Highlighting yet again why women's car insurance is justifiably cheaper, a recent survey has found that female drivers are more likely than men to accept big brother style devices to stop them breaking speed limits.
The study by the Engineering Technology Board (ETB) discovered that 49% of women surveyed think that car speed-limiters are the best way of improving road safety, compared with just 39% of men.
The survey was undertaken in response to a Government funded trial in Leeds, which involved 20 Skoda Fabias being fitted with digital road mapping equipment linked to satellite positioning systems. The equipment detects where the car is travelling, how fast and what speed limits are enforced.

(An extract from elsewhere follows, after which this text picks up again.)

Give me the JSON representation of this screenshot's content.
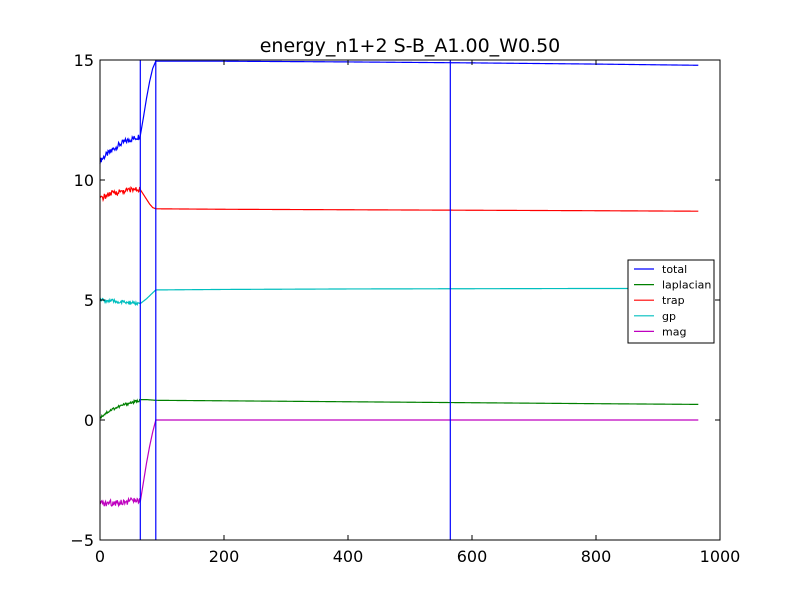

If the car is travelling too quickly, a beeping noise is heard and the accelerator pedal vibrates. If the driver still doesn't respond the car will brake automatically.
The system will initially be offered as an optional extra, but Government ministers haven't ruled out making a similar method of speed control compulsory at some time in the future. Such a scheme is liable to have a huge impact on motor insurance premiums and make cheap car insurance easier to find.
Discussing the ETB's survey results, Steve Stradling from Napier University, Edinburgh, said, "A key factor is that women get less fun out of risk-taking.
"People speed because they are under pressure. Men are more likely to speed to make a business appointment."
Despite the apparent female willingness to implement speeding restraints, female driving habits have actually appeared to have changed for the worse in recent years. Home Office figures have shown a steady increase in the proportion of motoring offences that they commit, meaning that their discounted women's car insurance premiums are at risk of being taken away.